En son temps en Suisse, le conseiller fédéral Jean-Pascal Delamuraz, chef du département de l’Economie, avait lancé l’idée en accordant une aide financière aux premières expériences. Actuellement, il existe une nouvelle association des cultivateurs de miscanthus, la IGM (Interessengemeinschaft Miscanthus) fondée en 2000, qui prône la culture de cette plante magique. Elle reçoit un soutien des pouvoirs publics. Son président habite d’ailleurs la maison de St-Blaise citée ci-dessus.
Dans nos régions, en hiver, on pourrait remplacer les barrières contre les congères par d’étroites haies de miscanthus, faisant office de pare-neige. On éviterait les dépenses importantes dues à la fabrication et à la manutention répétée de ces barrières en lattes de bois, par ailleurs fort laides.

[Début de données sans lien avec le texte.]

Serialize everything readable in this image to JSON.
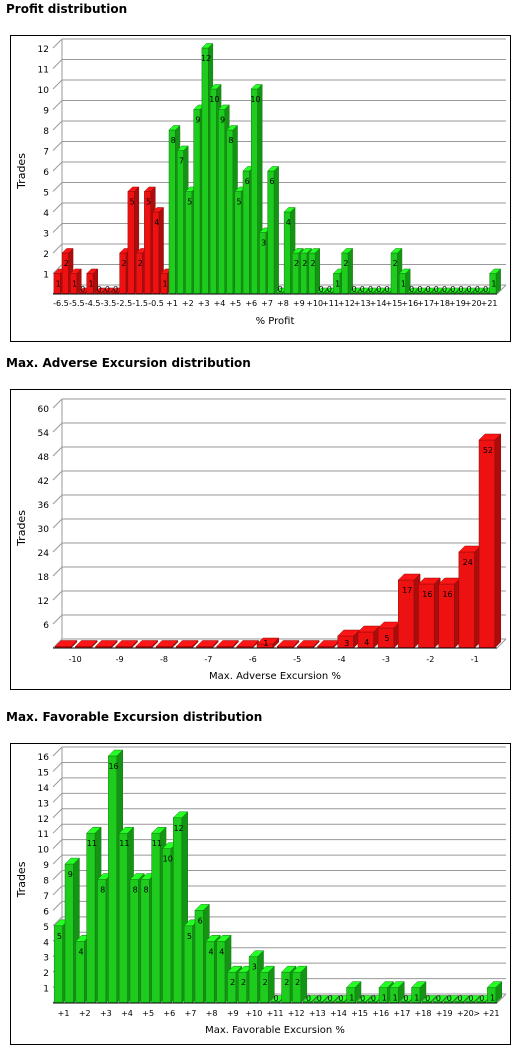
{
  "sections": [
    {
      "title": "Profit distribution"
    },
    {
      "title": "Max. Adverse Excursion distribution"
    },
    {
      "title": "Max. Favorable Excursion distribution"
    }
  ],
  "colors": {
    "loss_bar": "#ee1111",
    "profit_bar": "#1dcc1d",
    "grid": "#999999",
    "axis": "#000000"
  },
  "chart_data": [
    {
      "type": "bar",
      "title": "Profit distribution",
      "xlabel": "% Profit",
      "ylabel": "Trades",
      "ylim": [
        0,
        12
      ],
      "yticks": [
        1,
        2,
        3,
        4,
        5,
        6,
        7,
        8,
        9,
        10,
        11,
        12
      ],
      "grid": true,
      "xtick_labels": [
        "-6.5",
        "-5.5",
        "-4.5",
        "-3.5",
        "-2.5",
        "-1.5",
        "-0.5",
        "+1",
        "+2",
        "+3",
        "+4",
        "+5",
        "+6",
        "+7",
        "+8",
        "+9",
        "+10",
        "+11",
        "+12",
        "+13",
        "+14",
        "+15",
        "+16",
        "+17",
        "+18",
        "+19",
        "+20",
        "+21"
      ],
      "values": [
        1,
        2,
        1,
        0,
        1,
        0,
        0,
        0,
        2,
        5,
        2,
        5,
        4,
        1,
        8,
        7,
        5,
        9,
        12,
        10,
        9,
        8,
        5,
        6,
        10,
        3,
        6,
        0,
        4,
        2,
        2,
        2,
        0,
        0,
        1,
        2,
        0,
        0,
        0,
        0,
        0,
        2,
        1,
        0,
        0,
        0,
        0,
        0,
        0,
        0,
        0,
        0,
        0,
        1
      ],
      "categories_count": 54,
      "negative_count": 14
    },
    {
      "type": "bar",
      "title": "Max. Adverse Excursion distribution",
      "xlabel": "Max. Adverse Excursion %",
      "ylabel": "Trades",
      "ylim": [
        0,
        60
      ],
      "yticks": [
        6,
        12,
        18,
        24,
        30,
        36,
        42,
        48,
        54,
        60
      ],
      "grid": true,
      "xtick_labels": [
        "-10",
        "-9",
        "-8",
        "-7",
        "-6",
        "-5",
        "-4",
        "-3",
        "-2",
        "-1"
      ],
      "values": [
        0,
        0,
        0,
        0,
        0,
        0,
        0,
        0,
        0,
        0,
        1,
        0,
        0,
        0,
        3,
        4,
        5,
        17,
        16,
        16,
        24,
        52
      ],
      "categories_count": 22,
      "negative_count": 22
    },
    {
      "type": "bar",
      "title": "Max. Favorable Excursion distribution",
      "xlabel": "Max. Favorable Excursion %",
      "ylabel": "Trades",
      "ylim": [
        0,
        16
      ],
      "yticks": [
        1,
        2,
        3,
        4,
        5,
        6,
        7,
        8,
        9,
        10,
        11,
        12,
        13,
        14,
        15,
        16
      ],
      "grid": true,
      "xtick_labels": [
        "+1",
        "+2",
        "+3",
        "+4",
        "+5",
        "+6",
        "+7",
        "+8",
        "+9",
        "+10",
        "+11",
        "+12",
        "+13",
        "+14",
        "+15",
        "+16",
        "+17",
        "+18",
        "+19",
        "+20",
        "> +21"
      ],
      "values": [
        5,
        9,
        4,
        11,
        8,
        16,
        11,
        8,
        8,
        11,
        10,
        12,
        5,
        6,
        4,
        4,
        2,
        2,
        3,
        2,
        0,
        2,
        2,
        0,
        0,
        0,
        0,
        1,
        0,
        0,
        1,
        1,
        0,
        1,
        0,
        0,
        0,
        0,
        0,
        0,
        1
      ],
      "categories_count": 41,
      "negative_count": 0
    }
  ]
}
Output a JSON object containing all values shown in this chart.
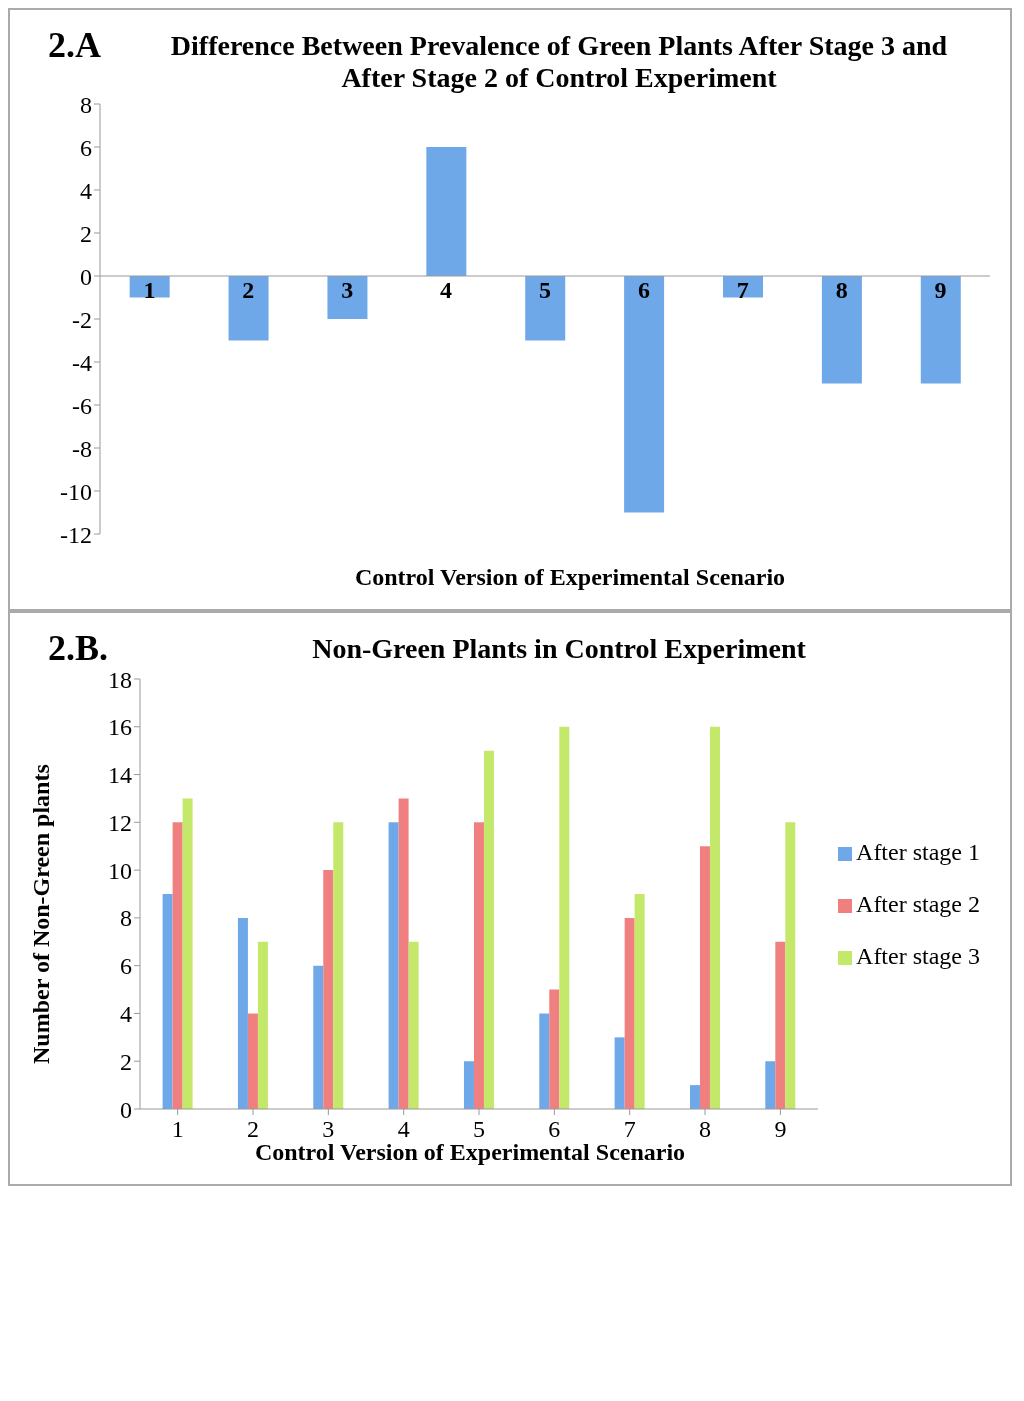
{
  "chart_data": [
    {
      "type": "bar",
      "title": "Difference Between Prevalence of Green Plants After Stage 3 and After Stage 2 of Control Experiment",
      "xlabel": "Control Version of Experimental Scenario",
      "annotations": [
        "2.A"
      ],
      "categories": [
        "1",
        "2",
        "3",
        "4",
        "5",
        "6",
        "7",
        "8",
        "9"
      ],
      "values": [
        -1,
        -3,
        -2,
        6,
        -3,
        -11,
        -1,
        -5,
        -5
      ],
      "color": "#6fa8e8",
      "ylim": [
        -12,
        8
      ],
      "yticks": [
        -12,
        -10,
        -8,
        -6,
        -4,
        -2,
        0,
        2,
        4,
        6,
        8
      ],
      "grid": false,
      "legend": false
    },
    {
      "type": "bar",
      "title": "Non-Green Plants in Control Experiment",
      "xlabel": "Control Version of Experimental Scenario",
      "ylabel": "Number of Non-Green plants",
      "annotations": [
        "2.B."
      ],
      "categories": [
        "1",
        "2",
        "3",
        "4",
        "5",
        "6",
        "7",
        "8",
        "9"
      ],
      "series": [
        {
          "name": "After stage 1",
          "color": "#6fa8e8",
          "values": [
            9,
            8,
            6,
            12,
            2,
            4,
            3,
            1,
            2
          ]
        },
        {
          "name": "After stage 2",
          "color": "#f08080",
          "values": [
            12,
            4,
            10,
            13,
            12,
            5,
            8,
            11,
            7
          ]
        },
        {
          "name": "After stage 3",
          "color": "#c4e86a",
          "values": [
            13,
            7,
            12,
            7,
            15,
            16,
            9,
            16,
            12
          ]
        }
      ],
      "ylim": [
        0,
        18
      ],
      "yticks": [
        0,
        2,
        4,
        6,
        8,
        10,
        12,
        14,
        16,
        18
      ],
      "grid": false,
      "legend": "right"
    }
  ]
}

Réalisations suisses en Europe de l’Est

«Biocarbol», est un projet initié et piloté par une société suisse, ETIA Management AG, en collaboration avec IGM. Ce projet a pour vocation, au cours d’une phase initiale de produire des rhizomes et par la suite de planter du miscanthus à grande échelle en Bulgarie et en Roumanie. Ce faisant, ce projet à caractère «écologique» et «énergie renouvelable», prend avantage des prix des terrains et de la main d’œuvre qui sont nettement plus bas en Bulgarie et en Roumanie qu’en Europe occidentale. Il est également prévu de transformer sur place la plus grande partie de la production de miscanthus, une fois celle-ci mise sur pied, essentiellement en électricité «verte» et en panneaux de construction.
Le projet «Biocarbol», qui a démarré en 2009, a déjà réalisé diverses «plantations pilotes» dans ces deux pays et devrait atteindre sa vitesse de croisière au cours des prochains 18 mois.
Par ailleurs, il est également intéressant de noter que le projet «Biocarbol» est aussi à l’origine d’un projet pilote de réhabilitation, par le biais du miscanthus, de terres polluées (métaux lourds) à Copsa Mica (Roumanie) et de terres résiduelles d’une importante mine de lignite en Bulgarie.    •

1    Le Miscanthus × giganteus est une espèce hybride de plantes herbacées de la famille des Poaceae. Elle résulte du croisement par l’homme de Miscanthus sinensis et Miscanthus sacchariflorus, dont il existe des formes génétiquement très différentes. C’est une plante stérile et non invasive.
2    Le rhizome est la tige souterraine et parfois subaquatique remplie de réserve alimentaire chez certaines plantes vivaces. Le rhizome diffère d’une racine et du tubercule par sa relative horizontalité, sa structure interne et en ce qu’il porte des feuilles réduites à des écailles, des nœuds et des bourgeons, qui produisent des tiges aériennes et des racines adventives. Exemple: le gingembre.

Le miscanthus ou roseau de Chine, ou encore herbe à éléphant constitue sans doute un encouragement pour les bioénergies. Riche en lignocelluloses, cette plante offre une nouvelle filière d’énergie renouvelable dans le cadre d’une politique énergétique durable et de diminution des émissions de gaz à effet de serre.